Tess wraps her arms around without hesitation and I grasp onto her like a lifeline. My arms coming around her back and holding her so tightly it must hurt. But she doesn’t complain. She just holds me tighter, smooths a hand over my hair like I’m a child.
I don’t know how long she holds me, but when I finally pull back I feel a million times calmer. And it’s all because of her. Her presence. Her scent. Just her.
“Do you want to talk about it?” she whispers, still staying close even though I’ve pulled back. She shifts so she’s next to me, both of us with our backs to the wall.
I almost say no. That’s my default. I never talk about my childhood.
But something makes me say, “Yes.”
She doesn’t speak. She just waits for me to gather my thoughts and places a hand on my knee, squeezing it gently, like she’s trying to let me know that she’s here.
"My mum was abusive," I begin, searching for the right words. "Not always. I think she was fine for the first five years of my life. But then she started drinking, and it began with shouting. Just shouting, at first.
"Then one night, she threw a plate at my dad’s head. Then another. And another. He called the police. They did nothing.
"It got worse after that. She started taking it out on me. Hitting. Punching. She put cigarettes out on my skin.”
Tess sucks in a breath beside me. I pull my shirt over my head, revealing the burn marks, nearly hidden beneath the circuit board tattoo I got at eighteen—an ode to my love of computers and binary logic, a world that made sense. Unlike mine.
Tess traces the scars with her fingers, and I let out a shaky breath.
"My dad tried to protect me, but he wasn’t a brute. Just a lanky man taking the same beatings I was. She threatened to kill us if he ever left, so he stayed."
I hug my legs to my chest, feeling raw, exposed. I’ve never talked about this before, but somehow, the words keep coming. A weight lifting, even as it presses down on me.
"My dad killed her. I helped him get rid of the body."
Tess’s eyes go wide, but I don’t stop.
"He said we’d tell people she left. But when I woke up the next morning… he was gone.
"I hadn’t panicked until then. Before that, I’d been numb. Maybe a little sad she was dead, but mostly relieved. But being alone? That’s when I had my first panic attack. I thought I was dying.
"After that, I shut down. Nate’s the only person I ever really let in—until Carina and Enzo wormed their dumbasses into my life.
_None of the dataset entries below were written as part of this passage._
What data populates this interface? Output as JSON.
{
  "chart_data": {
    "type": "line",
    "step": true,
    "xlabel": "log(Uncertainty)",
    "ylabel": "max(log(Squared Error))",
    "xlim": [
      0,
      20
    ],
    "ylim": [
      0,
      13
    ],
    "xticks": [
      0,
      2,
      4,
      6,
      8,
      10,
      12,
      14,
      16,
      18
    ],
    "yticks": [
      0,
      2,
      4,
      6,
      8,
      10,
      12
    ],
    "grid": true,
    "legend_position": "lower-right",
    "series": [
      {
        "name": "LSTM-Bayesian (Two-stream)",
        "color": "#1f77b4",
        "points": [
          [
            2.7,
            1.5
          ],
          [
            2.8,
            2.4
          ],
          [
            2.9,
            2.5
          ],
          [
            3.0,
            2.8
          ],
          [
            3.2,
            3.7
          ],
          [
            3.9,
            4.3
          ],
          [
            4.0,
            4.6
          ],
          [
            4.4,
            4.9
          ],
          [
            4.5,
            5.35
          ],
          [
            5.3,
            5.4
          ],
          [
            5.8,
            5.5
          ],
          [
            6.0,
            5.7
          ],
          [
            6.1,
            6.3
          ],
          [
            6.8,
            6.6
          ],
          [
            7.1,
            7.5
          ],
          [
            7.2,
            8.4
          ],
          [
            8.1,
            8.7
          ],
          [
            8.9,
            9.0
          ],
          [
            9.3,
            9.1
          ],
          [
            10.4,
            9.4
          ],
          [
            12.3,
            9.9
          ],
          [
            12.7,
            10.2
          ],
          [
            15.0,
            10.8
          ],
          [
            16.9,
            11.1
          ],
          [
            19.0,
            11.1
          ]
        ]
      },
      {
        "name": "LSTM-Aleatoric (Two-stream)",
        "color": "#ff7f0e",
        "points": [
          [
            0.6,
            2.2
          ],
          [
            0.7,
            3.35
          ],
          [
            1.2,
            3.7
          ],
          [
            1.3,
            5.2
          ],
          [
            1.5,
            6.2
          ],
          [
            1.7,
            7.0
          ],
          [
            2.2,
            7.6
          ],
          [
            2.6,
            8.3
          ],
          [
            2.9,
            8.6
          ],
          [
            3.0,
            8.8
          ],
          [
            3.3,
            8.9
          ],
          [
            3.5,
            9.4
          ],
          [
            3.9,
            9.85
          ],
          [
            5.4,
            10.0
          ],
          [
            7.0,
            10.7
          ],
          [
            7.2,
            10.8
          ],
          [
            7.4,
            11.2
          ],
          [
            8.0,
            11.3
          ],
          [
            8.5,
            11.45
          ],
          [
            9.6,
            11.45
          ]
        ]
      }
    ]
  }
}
I don’t know how to let people in, because when I do, they leave.
I can’t handle change, because my whole childhood was spent not knowing which version of my mum I’d get each day.
I hate mess because she would beat me black and blue for leaving a plate out on the side.
I hate blood because I watched my kitchen covered in her blood as my dad hacked her body to pieces. "
Tess rests her head on my shoulder, and we sit in silence until she finally asks, “Then why do you clean crime scenes? If you hate blood?”
I huff a laugh. "Carina asked me that once. I didn’t really answer her.
She lifts her head, eyes finding mine. "Will you tell me?"
I hold her gaze, then nod. "Because that first time, Nate needed me, and I knew what to do. He’s my best friend, and even though I struggled with the memories, I found that the cleaning actually made me feel in control of it.
Now, I do it because I believe in his cause.
He eradicates the worst people—the ones worse than my mother.
I like that I can be a part of that. Even if I can’t get involved in the killing side. "
“Does Nate know that you hate it?”
“Hate is a strong word. I hate the blood, but sometimes the cleaning makes me feel better. I like cleaning, it’s therapeutic. Do I wish he’d be less messy? Yeah. But Nate needs artistry the same way I need control.”
We both fall silent. The weight of my words settles over us like a blanket.
Then Tess nudges my shoulder playfully. “I think this is the most you’ve ever spoken to me.”
A laugh bubbles up before I can stop it, my chest and shoulders shaking with the force as my head tips back, my lips pulling upwards.
I pinch her side and she yelps.
“Don’t expect it to become a regular thing.”